The English and French started the trend of lawn-keeping in the 1600s. Royal palaces featured large lawns that were painstakingly trimmed by groundskeepers. In effect, the lawn was a status symbol -- if you could afford to keep one properly maintained, you were doing well. Americans adopted the lawn in the 1700s, but the concept really didn't catch on until city planning began after the Civil War.
Groundskeepers often maintained the lawns of larger European estates, using a hand tool called a scythe. The scythe consists of a very sharp, slightly curved blade attached at a 90-degree angle to a handle. A swing of the handle creates centripetal force enough to cleanly and accurately cut delicate blades of grass in swaths. This chore was sometimes delegated to farm children in America.
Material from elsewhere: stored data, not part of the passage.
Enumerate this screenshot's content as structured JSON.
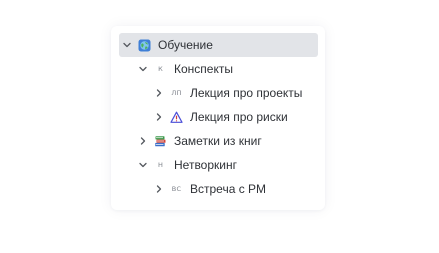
{
  "tree": {
    "items": [
      {
        "label": "Обучение",
        "icon": "globe-icon",
        "icon_text": "",
        "expanded": true,
        "selected": true
      },
      {
        "label": "Конспекты",
        "icon": "letter-icon",
        "icon_text": "К",
        "expanded": true,
        "selected": false
      },
      {
        "label": "Лекция про проекты",
        "icon": "letter-icon",
        "icon_text": "ЛП",
        "expanded": false,
        "selected": false
      },
      {
        "label": "Лекция про риски",
        "icon": "warning-icon",
        "icon_text": "",
        "expanded": false,
        "selected": false
      },
      {
        "label": "Заметки из книг",
        "icon": "books-icon",
        "icon_text": "",
        "expanded": false,
        "selected": false
      },
      {
        "label": "Нетворкинг",
        "icon": "letter-icon",
        "icon_text": "Н",
        "expanded": true,
        "selected": false
      },
      {
        "label": "Встреча с PM",
        "icon": "letter-icon",
        "icon_text": "ВС",
        "expanded": false,
        "selected": false
      }
    ]
  },
  "colors": {
    "selected_row": "#e2e4e8",
    "text": "#2f3237",
    "chevron": "#55595f",
    "warning": "#4b4fd8"
  }
}
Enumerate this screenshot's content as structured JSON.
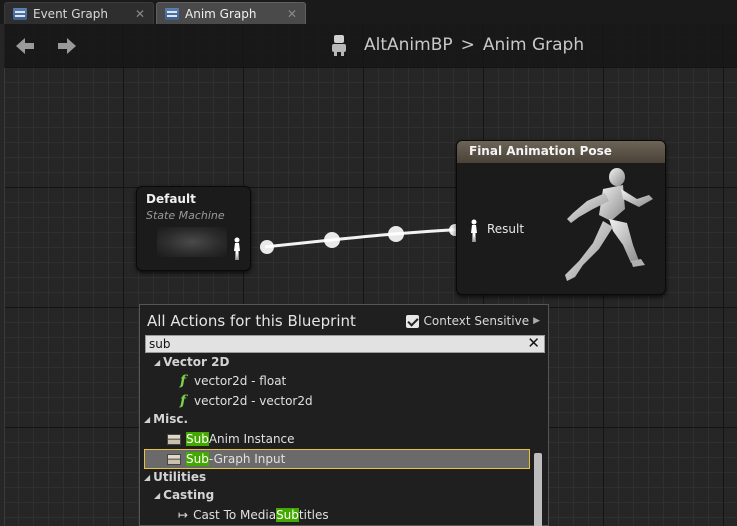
{
  "tabs": [
    {
      "label": "Event Graph",
      "active": false
    },
    {
      "label": "Anim Graph",
      "active": true
    }
  ],
  "header": {
    "blueprint": "AltAnimBP",
    "separator": ">",
    "graph": "Anim Graph"
  },
  "nodes": {
    "default": {
      "title": "Default",
      "subtitle": "State Machine"
    },
    "final": {
      "title": "Final Animation Pose",
      "pin_label": "Result",
      "header_color": "#6d6457"
    }
  },
  "menu": {
    "title": "All Actions for this Blueprint",
    "context_sensitive_label": "Context Sensitive",
    "context_sensitive_checked": true,
    "search_value": "sub",
    "categories": {
      "vector2d": "Vector 2D",
      "misc": "Misc.",
      "utilities": "Utilities",
      "casting": "Casting"
    },
    "items": {
      "vector2d_float": "vector2d - float",
      "vector2d_vector2d": "vector2d - vector2d",
      "sub_anim_instance": {
        "match": "Sub",
        "rest": " Anim Instance"
      },
      "sub_graph_input": {
        "match": "Sub",
        "rest": "-Graph Input"
      },
      "cast_media_subtitles": {
        "prefix": "Cast To Media",
        "match": "Sub",
        "rest": "titles"
      }
    },
    "highlight_color": "#43a800",
    "selection_border_color": "#e8c23c"
  }
}
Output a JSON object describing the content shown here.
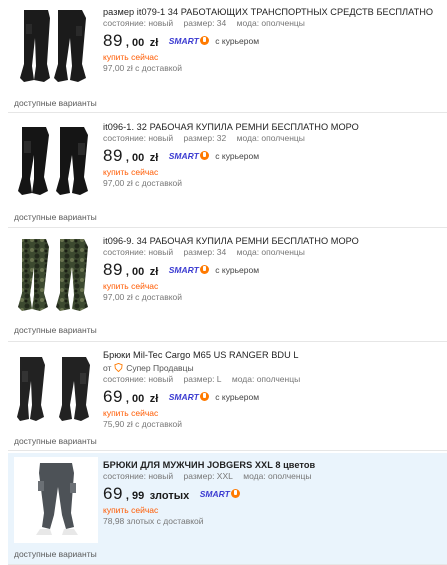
{
  "listings": [
    {
      "title": "размер it079-1 34 РАБОТАЮЩИХ ТРАНСПОРТНЫХ СРЕДСТВ БЕСПЛАТНО",
      "seller": "",
      "attrs": [
        "состояние: новый",
        "размер: 34",
        "мода: ополченцы"
      ],
      "price_int": "89",
      "price_dec": ", 00",
      "currency": "zł",
      "smart": "SMART",
      "courier": "с курьером",
      "buy_now": "купить сейчас",
      "delivery": "97,00 zł с доставкой",
      "variants": "доступные варианты",
      "icon": "pants-black-icon"
    },
    {
      "title": "it096-1. 32 РАБОЧАЯ КУПИЛА РЕМНИ БЕСПЛАТНО МОРО",
      "seller": "",
      "attrs": [
        "состояние: новый",
        "размер: 32",
        "мода: ополченцы"
      ],
      "price_int": "89",
      "price_dec": ", 00",
      "currency": "zł",
      "smart": "SMART",
      "courier": "с курьером",
      "buy_now": "купить сейчас",
      "delivery": "97,00 zł с доставкой",
      "variants": "доступные варианты",
      "icon": "pants-black-icon"
    },
    {
      "title": "it096-9. 34 РАБОЧАЯ КУПИЛА РЕМНИ БЕСПЛАТНО МОРО",
      "seller": "",
      "attrs": [
        "состояние: новый",
        "размер: 34",
        "мода: ополченцы"
      ],
      "price_int": "89",
      "price_dec": ", 00",
      "currency": "zł",
      "smart": "SMART",
      "courier": "с курьером",
      "buy_now": "купить сейчас",
      "delivery": "97,00 zł с доставкой",
      "variants": "доступные варианты",
      "icon": "pants-camo-icon"
    },
    {
      "title": "Брюки Mil-Tec Cargo M65 US RANGER BDU L",
      "seller": "Супер Продавцы",
      "seller_prefix": "от",
      "attrs": [
        "состояние: новый",
        "размер: L",
        "мода: ополченцы"
      ],
      "price_int": "69",
      "price_dec": ", 00",
      "currency": "zł",
      "smart": "SMART",
      "courier": "с курьером",
      "buy_now": "купить сейчас",
      "delivery": "75,90 zł с доставкой",
      "variants": "доступные варианты",
      "icon": "pants-black-icon"
    },
    {
      "title": "БРЮКИ ДЛЯ МУЖЧИН JOBGERS XXL 8 цветов",
      "seller": "",
      "attrs": [
        "состояние: новый",
        "размер: XXL",
        "мода: ополченцы"
      ],
      "price_int": "69",
      "price_dec": ", 99",
      "currency": "злотых",
      "smart": "SMART",
      "courier": "",
      "buy_now": "купить сейчас",
      "delivery": "78,98 злотых с доставкой",
      "variants": "доступные варианты",
      "icon": "pants-grey-jogger-icon"
    }
  ],
  "colors": {
    "highlight_bg": "#eaf4fc",
    "buy_now": "#ff5a00",
    "smart": "#3b3bd1",
    "smart_badge": "#ff7a00"
  }
}
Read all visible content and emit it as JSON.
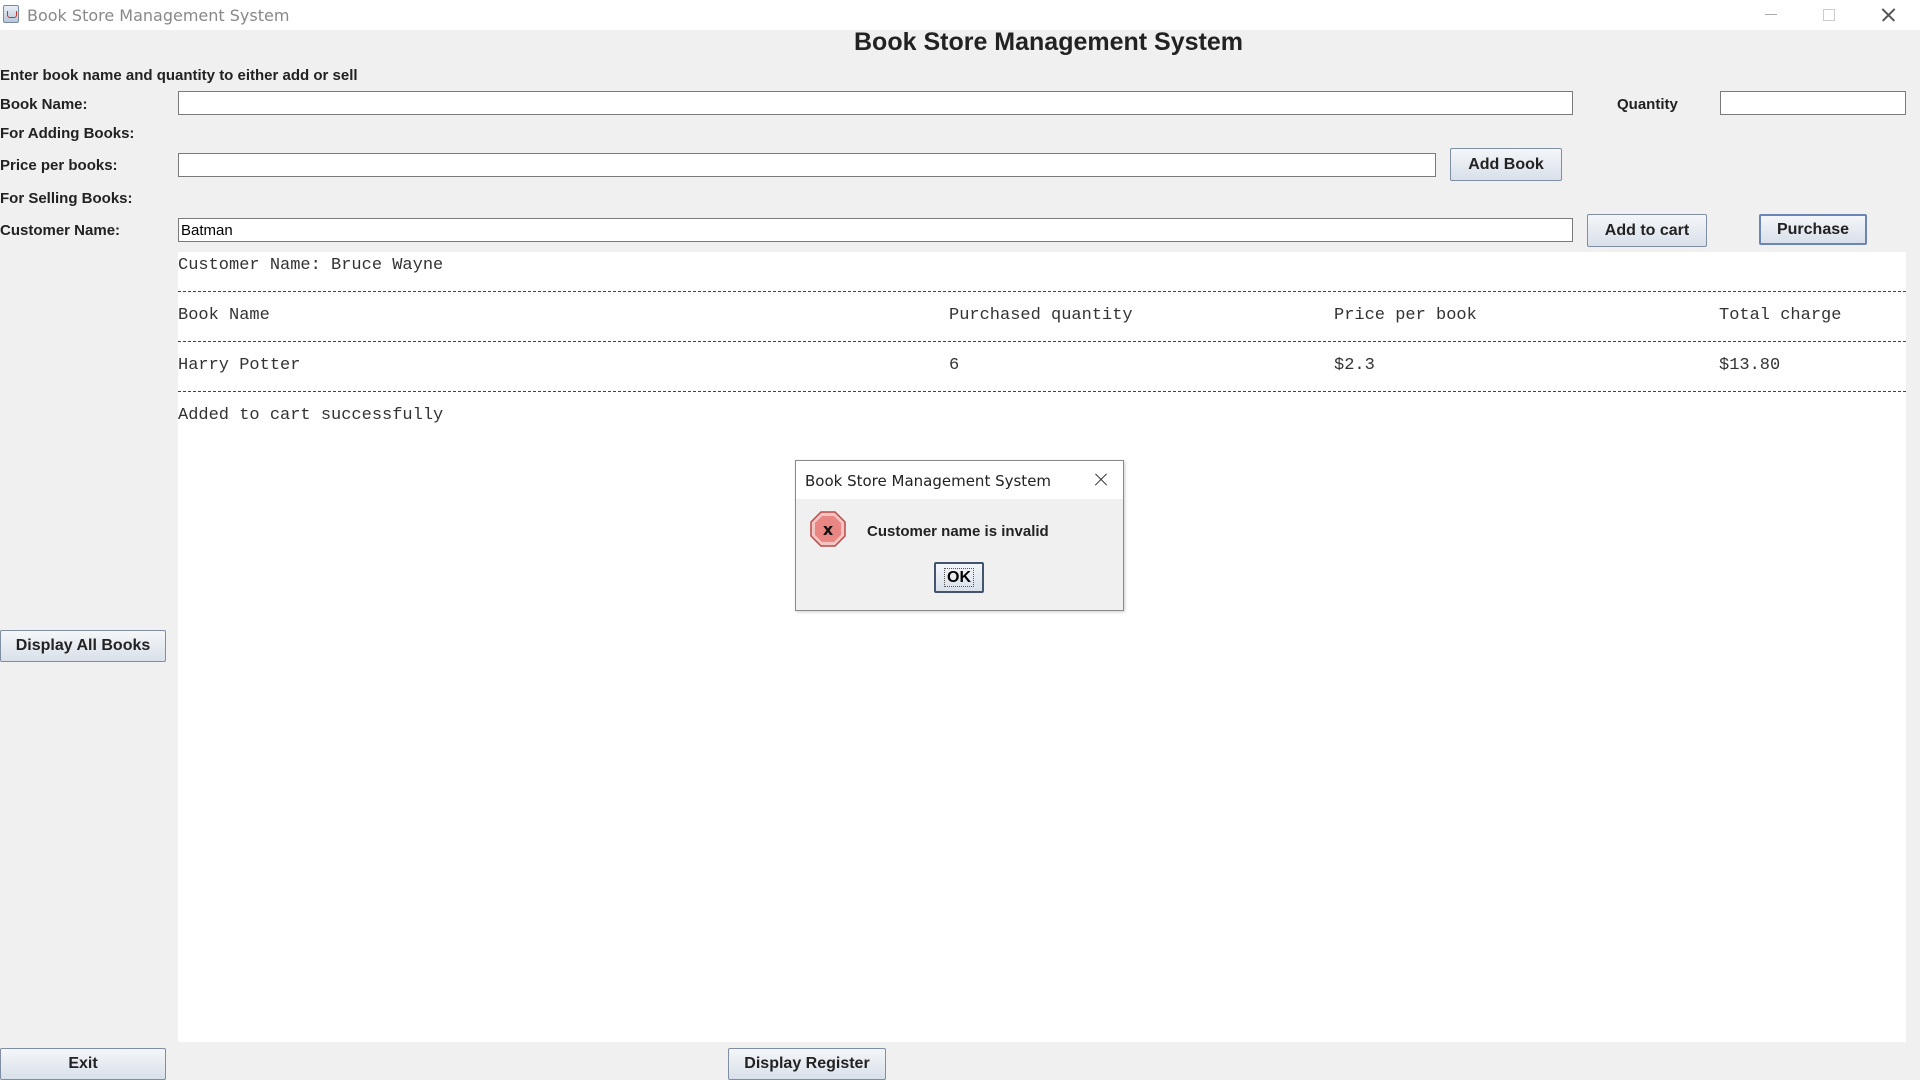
{
  "window": {
    "title": "Book Store Management System"
  },
  "heading": "Book Store Management System",
  "instruction": "Enter book name and quantity to either add or sell",
  "labels": {
    "book_name": "Book Name:",
    "quantity": "Quantity",
    "for_adding": "For Adding Books:",
    "price_per_books": "Price per books:",
    "for_selling": "For Selling Books:",
    "customer_name": "Customer Name:"
  },
  "inputs": {
    "book_name": "",
    "quantity": "",
    "price": "",
    "customer_name": "Batman"
  },
  "buttons": {
    "add_book": "Add Book",
    "add_to_cart": "Add to cart",
    "purchase": "Purchase",
    "display_all_books": "Display All Books",
    "exit": "Exit",
    "display_register": "Display Register"
  },
  "output": {
    "customer_line": "Customer Name: Bruce Wayne",
    "headers": [
      "Book Name",
      "Purchased quantity",
      "Price per book",
      "Total charge"
    ],
    "rows": [
      {
        "book": "Harry Potter",
        "quantity": "6",
        "price": "$2.3",
        "total": "$13.80"
      }
    ],
    "status": "Added to cart successfully"
  },
  "dialog": {
    "title": "Book Store Management System",
    "icon": "error-icon",
    "message": "Customer name is invalid",
    "ok": "OK"
  },
  "colors": {
    "background": "#f0f0f0",
    "button_gradient_top": "#f4f6f9",
    "button_gradient_bottom": "#d9e0ea",
    "error_icon": "#d9534f"
  }
}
Sheep and other livestock were regularly grazed on lawns. Sheep were a favorite lawn mowing animal, however, due to their docile nature and pelleted feces. Unlike a cow who leaves a mess behind, a sheep can easily cut the grass, fertilizing as she goes, without leaving many clues that she had ever been there. As recently as World War I, sheep were grazed on the White House lawn.
Cottage gardens also dotted the landscape of rural Europe and America. In a cottage garden, many different kinds of plants are grown to form an organic whole and very few grasses have room to emerge. Cabbages may be interspersed with wildflowers and herbs. Medicinal perennials could point the way to a stand of garlic planted near an apple tree. These gardens were the opposite of a lawn -- kept for practicality rather than pleasure, wild-looking instead of manicured.